To be honest, I'm not a fan of the proposed method. As we all seem to agree, it's at best a workaround. And here's where I don't like it: workarounds are a tradeoff between different concerns, e.g. the amount of time required to fix it properly vs. the remaining incorrectness of the workaround.

The thing is, the workaround doesn't actually work with existing players out there. While it is comparatively easy to implement support for the method in the most notable software implementations (VLC, ffmpeg/libav*, MKVToolNix), it is completely unrealistic to assume that existing hardware players will ever be updated to support this method, making all files created with this method unplayable on hardware devices.

For me this tilts the balance so far into the wrong direction that I'm not in favor of this method.

hubblec4 commented 3 years ago

I agree with @mbunkus, and I thought we will implement the RationalType.

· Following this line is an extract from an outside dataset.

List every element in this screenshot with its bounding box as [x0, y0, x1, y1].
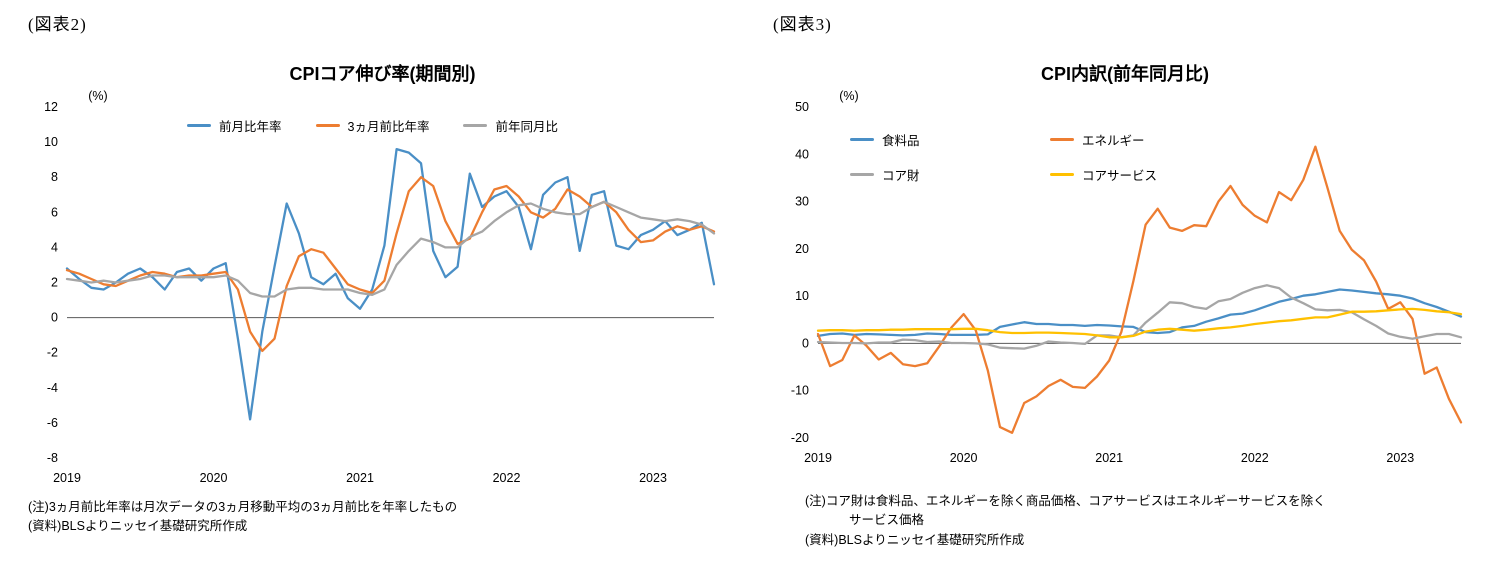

rcombs commented 2 years ago

For the record, I'm also fond of the solution @mkver mentions (keeping the backwards-compatible imprecise timestamps in Cluster, Block, etc, but rounding them to the nearest multiple of the per-track rational timebase). This just means that when handling files with very short frames, we'd need to require that the legacy timebase be at least twice as precise as the codec rational timebase (so e.g. 453514ns for 48kHz TrueHD).

mkver commented 2 years ago

Let q and q' be timebases with q finer than q' (i.e. q < q'). Let t be exactly representable in q', i.e. t = k' q' with integral k' and let t = (k + r) q with integral k and -0.5 <= r <= 0.5. Then k q = k' q' - r q = (k' + r') q' with r' = -r * q / q'. Also |r'| < |r| <= 1/2 due to the assumption of q being finer than q'.

This implies that if q' is a timebase in which all timestamps of a given track are exactly representable and if q is a finer timebase than q' and if we use "round-to-nearest" for the transformation from q' to q, then the "round-to-nearest" transformation from q' to q will exactly recover the original timestamps. It does not matter what value is used in case the nearest timestamp representable in q is not uniquely determined. It also follows that there is a unique nearest value for the transformation from q to q' as long as one restricts oneself to timestamps exactly representable in q that emanate from timestamps in q' by "rounding-to-nearest". (As an example, consider q = 1/4 ms and q' = 1/3 ms. Then the timestamp 1/3 ms will be rounded to 1 1/4 ms and 2/3 ms will be rounded to 3 1/4 ms; when transformed back, the original values of 1/3 ms and 2/3 ms are recovered and there is no uniqueness problem; but there is for 2 * 1/4 ms, but no value representable in q' leads to this value.)

It is not necessary for this that q is at least double as precise as q'. If it is, then there will never be multiple nearest values during the transformation from q' to q. But as seen above, this is not even a problem.

The same reasoning as above also establishes the following variants: If the muxer always rounds up/down, then the timestamps can be exactly recovered if the demuxer always rounds down/up. This is due to r and r' having different sign (if nonzero).

From the above it follows that the common case of cfr content can be easily supported via an additional rational timebase; moreover, for common codecs, it is not even necessary to remux the files, as the common 1ms timebase is good enough: All that is left to do is add some header elements via mkvpropedit.